Das Erste, was ich mit achtzehn mache, ist, mir eine Veddelhose zuzulegen. Der einzige Typ, der sonst noch Veddelhose tragen darf, ist Oliver Büscher, der kennt angeblich welche von den Hells Angels. Das Problem bei Veddelhosen ist, dass die als absolute Rockerhosen verschrien sind. Ich hatte mal kurz bei meiner Mutter vorgefühlt, weil ich dachte, dass sie weltfremd genug ist, über Veddelhosen nicht Bescheid zu wissen, aber da hatte ich mich leider geschnitten.

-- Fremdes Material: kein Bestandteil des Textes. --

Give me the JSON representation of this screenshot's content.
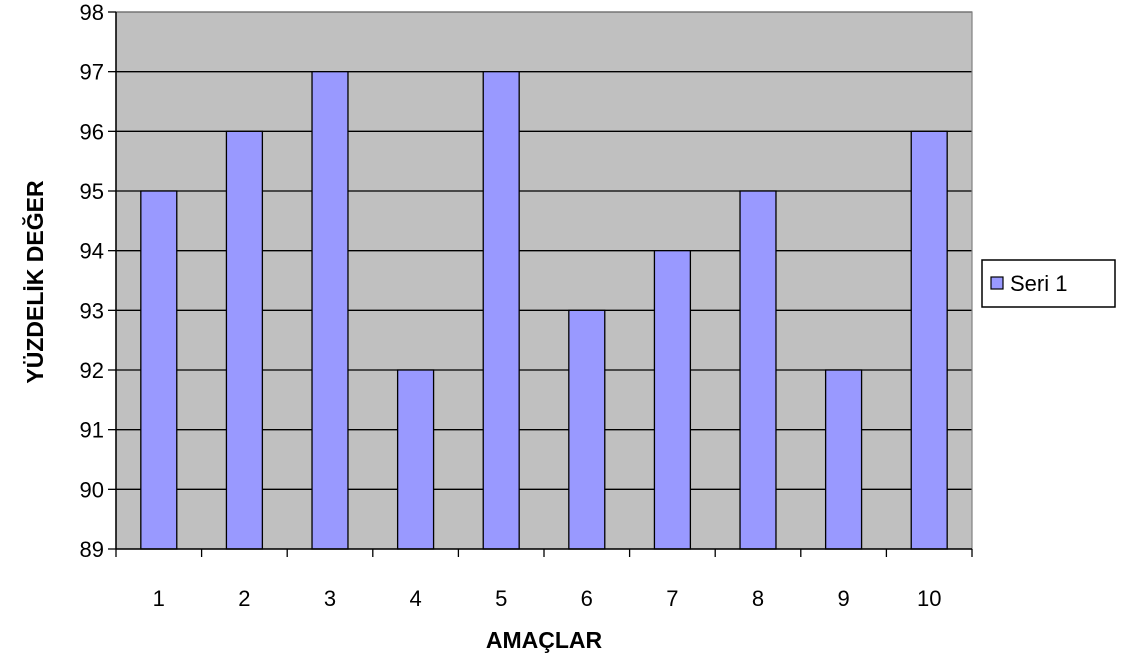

Es herrscht ein totales Gedrängel auf der Brücke, halb Hamburg ist unterwegs, und zwischendurch schwankt alles, dass ich es mit der Angst zu tun bekomme und echt froh bin, als wir wieder runter sind. Alleine wäre ich niemals auf die Idee gekommen, die Brücke zu besteigen.


Otto ist viel kleiner, als ich gedacht hätte. Es ist seltsam, jemanden, den man nur aus dem Fernsehen kennt, plötzlich inmitten von ganz normalen Menschen zu sehen, so als wäre er einer von ihnen. Zwischen ihm und den anderen besteht aber ein himmelweiter Unterschied. Von wegen, alle Menschen sind gleich! Sind sie eben nicht. Es gibt nichts Ungleicheres als Menschen. Mäuse sind von mir aus gleich oder Würmer oder Spatzen. Aber Menschen nicht. Eigentlich hätte ich erwartet, dass Otto von einer Schar Leibwächter eskortiert würde. Aber er kommt einfach in Begleitung eines Freundes angelatscht, der nach allem anderen aussieht, nur nicht nach Personenschützer. Ich beobachte ihn von der Pausenhalle aus, es liegen gerade mal zehn Meter Luftlinie zwischen uns. Wenn er jetzt zu mir rüberschauen würde, wie geil wäre das! Ein Zug des Erkennens huscht über sein Gesicht, er lässt alles stehen und liegen und begrüßt mich wie einen alten Freund. Da würde meinen Mitschülern alles aus dem Gesicht fallen. Ich habe mir schon tausendmal ausgemalt, wie es wäre, ihm das Leben zu retten: Otto geht eine einsame Straße entlang, plötzlich brechen Gestalten aus den Büschen und überwältigen ihn. Jetzt gibt es verschiedene Möglichkeiten:

 
  1. Ich erschieße die Leute.

  2. Ich schlage sie zusammen, und sie flüchten.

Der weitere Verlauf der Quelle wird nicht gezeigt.